Debbie Harry – from Punk: An Aesthetic
It’s so odd how youth culture can so easily become commodified, pressed from a cry into the dark of capitalism into the oil which lubricates its machinations. If I sound like a wild conspiracy theorist, it’s probably because I am.
But seriously, it is odd how the things that are invented on the street, without the help of trend forecasters and clothing oligarchs, can go from being under the radar to tired, overprocessed and underappreciated within a matter of decades.
We are nostalgia hawkers. Because the world is forever getting smaller, and because of our ability to communicate and receive information immediately, we are privy to more and more of the horrible things that happen on every continent. We look backwards. We look at the past, even the terrible periods, through a lens smeared thickly with Vaseline.
Carson McCullers once wrote, “We are homesick for the places we have never known”. When it comes to youth and subculture, we are homesick for a million different places at once. Who hasn’t wanted to dress like a teddy boy, a rocker, a mod, a skinhead, a goth, a New Romantic? Who, for that matter, hasn’t wanted to be a punk?
Punk was always a legitimate subculture (if you think that all subcultures are legit, then cast your mind back to Nu Rave. Will people still be wearing fluorescent leggings in twenty years? I thought not) but next year will see it cemented in its definitive place of the fashion pantheon: Punk will have its own exhibition at The Metropolitan Museum in New York.
‘Punk: From Chaos to Couture’ will be opened at the annual Met Ball on the 6th of May next year. It’s one of those events where we’re not entirely too sure what happens inside, so photos of the guests are invariably plastered all over the papers, Oscars-style the next day. The outfits are usually themed to the exhibition, so we can already tell that this is going to be one hell of a red carpet.
It’s interesting to see where punk ended up, especially when its fiercely DIY, anti-establishment origins are considered. In a new book, Punk: An Aesthetic, punk chroniclers Jon Savage and Johan Kugelberg chart the beginning, progression and legacy of the scene in an anthropologically comprehensive package.
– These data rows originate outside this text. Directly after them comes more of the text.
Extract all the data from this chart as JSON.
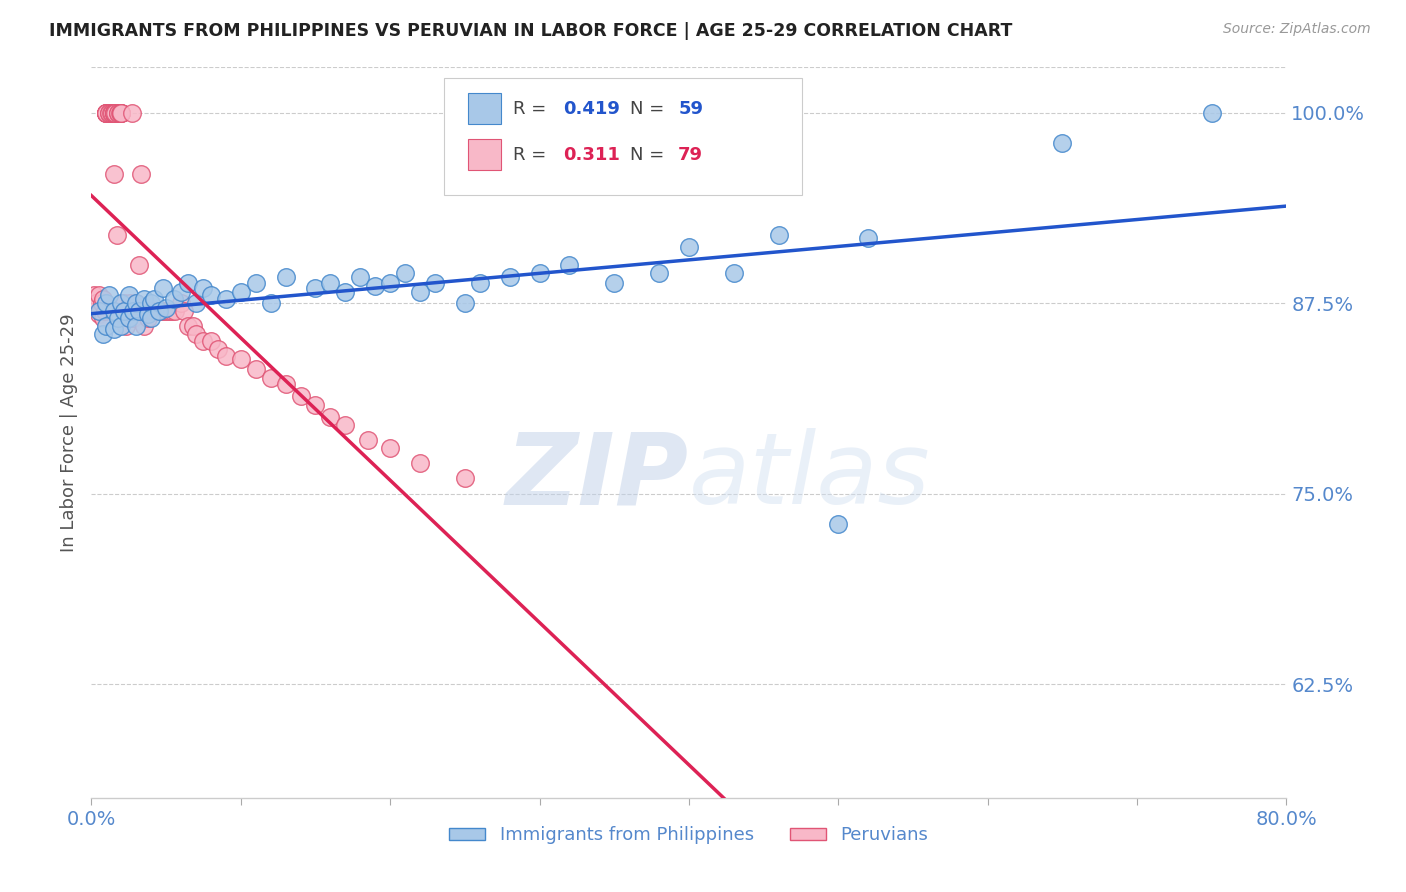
{
  "title": "IMMIGRANTS FROM PHILIPPINES VS PERUVIAN IN LABOR FORCE | AGE 25-29 CORRELATION CHART",
  "source": "Source: ZipAtlas.com",
  "ylabel": "In Labor Force | Age 25-29",
  "xlim": [
    0.0,
    0.8
  ],
  "ylim": [
    0.55,
    1.03
  ],
  "yticks": [
    0.625,
    0.75,
    0.875,
    1.0
  ],
  "ytick_labels": [
    "62.5%",
    "75.0%",
    "87.5%",
    "100.0%"
  ],
  "xticks": [
    0.0,
    0.1,
    0.2,
    0.3,
    0.4,
    0.5,
    0.6,
    0.7,
    0.8
  ],
  "xtick_labels": [
    "0.0%",
    "",
    "",
    "",
    "",
    "",
    "",
    "",
    "80.0%"
  ],
  "blue_color": "#a8c8e8",
  "pink_color": "#f8b8c8",
  "blue_edge": "#4488cc",
  "pink_edge": "#e05575",
  "trend_blue": "#2255cc",
  "trend_pink": "#dd2255",
  "legend_R_blue": "0.419",
  "legend_N_blue": "59",
  "legend_R_pink": "0.311",
  "legend_N_pink": "79",
  "label_blue": "Immigrants from Philippines",
  "label_pink": "Peruvians",
  "axis_color": "#5588cc",
  "watermark_zip": "ZIP",
  "watermark_atlas": "atlas",
  "blue_x": [
    0.005,
    0.008,
    0.01,
    0.01,
    0.012,
    0.015,
    0.015,
    0.018,
    0.02,
    0.02,
    0.022,
    0.025,
    0.025,
    0.028,
    0.03,
    0.03,
    0.032,
    0.035,
    0.038,
    0.04,
    0.04,
    0.042,
    0.045,
    0.048,
    0.05,
    0.055,
    0.06,
    0.065,
    0.07,
    0.075,
    0.08,
    0.09,
    0.1,
    0.11,
    0.12,
    0.13,
    0.15,
    0.16,
    0.17,
    0.18,
    0.19,
    0.2,
    0.21,
    0.22,
    0.23,
    0.25,
    0.26,
    0.28,
    0.3,
    0.32,
    0.35,
    0.38,
    0.4,
    0.43,
    0.46,
    0.5,
    0.52,
    0.65,
    0.75
  ],
  "blue_y": [
    0.87,
    0.855,
    0.875,
    0.86,
    0.88,
    0.87,
    0.858,
    0.865,
    0.875,
    0.86,
    0.87,
    0.88,
    0.865,
    0.87,
    0.875,
    0.86,
    0.87,
    0.878,
    0.868,
    0.875,
    0.865,
    0.878,
    0.87,
    0.885,
    0.872,
    0.878,
    0.882,
    0.888,
    0.875,
    0.885,
    0.88,
    0.878,
    0.882,
    0.888,
    0.875,
    0.892,
    0.885,
    0.888,
    0.882,
    0.892,
    0.886,
    0.888,
    0.895,
    0.882,
    0.888,
    0.875,
    0.888,
    0.892,
    0.895,
    0.9,
    0.888,
    0.895,
    0.912,
    0.895,
    0.92,
    0.73,
    0.918,
    0.98,
    1.0
  ],
  "pink_x": [
    0.002,
    0.003,
    0.005,
    0.005,
    0.006,
    0.007,
    0.008,
    0.008,
    0.009,
    0.01,
    0.01,
    0.01,
    0.01,
    0.01,
    0.01,
    0.012,
    0.012,
    0.013,
    0.014,
    0.015,
    0.015,
    0.015,
    0.015,
    0.015,
    0.016,
    0.017,
    0.018,
    0.018,
    0.019,
    0.02,
    0.02,
    0.02,
    0.02,
    0.021,
    0.022,
    0.023,
    0.024,
    0.025,
    0.026,
    0.027,
    0.028,
    0.03,
    0.03,
    0.032,
    0.033,
    0.035,
    0.036,
    0.038,
    0.04,
    0.041,
    0.042,
    0.044,
    0.046,
    0.048,
    0.05,
    0.052,
    0.054,
    0.056,
    0.06,
    0.062,
    0.065,
    0.068,
    0.07,
    0.075,
    0.08,
    0.085,
    0.09,
    0.1,
    0.11,
    0.12,
    0.13,
    0.14,
    0.15,
    0.16,
    0.17,
    0.185,
    0.2,
    0.22,
    0.25
  ],
  "pink_y": [
    0.88,
    0.875,
    0.88,
    0.868,
    0.87,
    0.875,
    0.865,
    0.878,
    0.87,
    1.0,
    1.0,
    1.0,
    1.0,
    1.0,
    1.0,
    1.0,
    1.0,
    1.0,
    1.0,
    1.0,
    1.0,
    1.0,
    1.0,
    0.96,
    1.0,
    0.92,
    1.0,
    1.0,
    1.0,
    1.0,
    1.0,
    1.0,
    1.0,
    0.87,
    0.875,
    0.86,
    0.87,
    0.865,
    0.875,
    1.0,
    0.865,
    0.87,
    0.875,
    0.9,
    0.96,
    0.86,
    0.87,
    0.865,
    0.87,
    0.87,
    0.87,
    0.87,
    0.87,
    0.87,
    0.87,
    0.87,
    0.87,
    0.87,
    0.875,
    0.87,
    0.86,
    0.86,
    0.855,
    0.85,
    0.85,
    0.845,
    0.84,
    0.838,
    0.832,
    0.826,
    0.822,
    0.814,
    0.808,
    0.8,
    0.795,
    0.785,
    0.78,
    0.77,
    0.76
  ]
}
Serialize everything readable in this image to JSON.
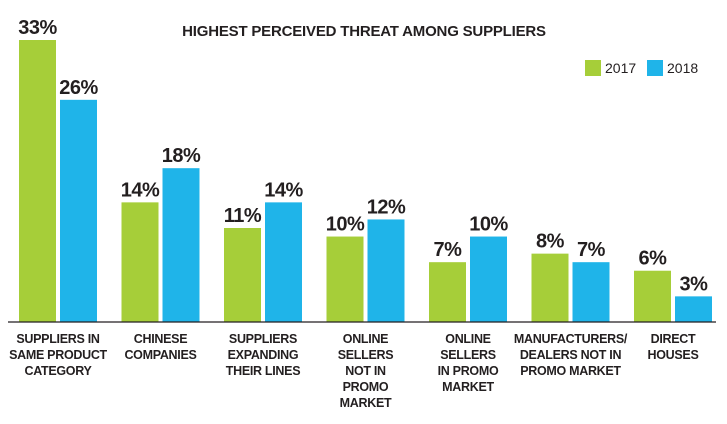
{
  "chart_data": {
    "type": "bar",
    "title": "HIGHEST PERCEIVED THREAT AMONG SUPPLIERS",
    "categories": [
      "SUPPLIERS IN SAME PRODUCT CATEGORY",
      "CHINESE COMPANIES",
      "SUPPLIERS EXPANDING THEIR LINES",
      "ONLINE SELLERS NOT IN PROMO MARKET",
      "ONLINE SELLERS IN PROMO MARKET",
      "MANUFACTURERS/ DEALERS NOT IN PROMO MARKET",
      "DIRECT HOUSES"
    ],
    "category_lines": [
      [
        "SUPPLIERS IN",
        "SAME PRODUCT",
        "CATEGORY"
      ],
      [
        "CHINESE",
        "COMPANIES"
      ],
      [
        "SUPPLIERS",
        "EXPANDING",
        "THEIR LINES"
      ],
      [
        "ONLINE",
        "SELLERS",
        "NOT IN",
        "PROMO",
        "MARKET"
      ],
      [
        "ONLINE",
        "SELLERS",
        "IN PROMO",
        "MARKET"
      ],
      [
        "MANUFACTURERS/",
        "DEALERS NOT IN",
        "PROMO MARKET"
      ],
      [
        "DIRECT",
        "HOUSES"
      ]
    ],
    "series": [
      {
        "name": "2017",
        "color": "#a6ce39",
        "values": [
          33,
          14,
          11,
          10,
          7,
          8,
          6
        ],
        "labels": [
          "33%",
          "14%",
          "11%",
          "10%",
          "7%",
          "8%",
          "6%"
        ]
      },
      {
        "name": "2018",
        "color": "#1fb4e9",
        "values": [
          26,
          18,
          14,
          12,
          10,
          7,
          3
        ],
        "labels": [
          "26%",
          "18%",
          "14%",
          "12%",
          "10%",
          "7%",
          "3%"
        ]
      }
    ],
    "ylim": [
      0,
      33
    ],
    "grid": false,
    "legend_position": "top-right",
    "xlabel": "",
    "ylabel": ""
  }
}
The book is manna for punk lovers. Brought to the public by formidable art book publishers Rizzoli, it is everything that a one would come to expect from the publishing house and, of course, Savage (who is well known for his seminal book on punk, ‘England’s Dreaming’). It is one of my favourite books this year.
Between the fliers and albums covers are pictures of punk’s luminaries, all incredibly stylish; here Malcolm McLaren as a teddy boy, there Debbie Harry in a pair of pleather knickers with a studded belt. We see pages of Vivienne Westwood’s still shocking Seditionaries t-shirts and acres of Linder Sterling’s postmodern feminist collages – her talent most recently found her collaborating on prints with feted Brit fashion designer Jonathan Saunders.
We don’t need to bypass the irony that punk publishing started out on badly Xeroxed sheets of paper as an antithesis to the expensive, glossy volumes that they now reside in. It’s the natural way of all trends – for better or worse (in this case, I think better) they become absorbed into fashion.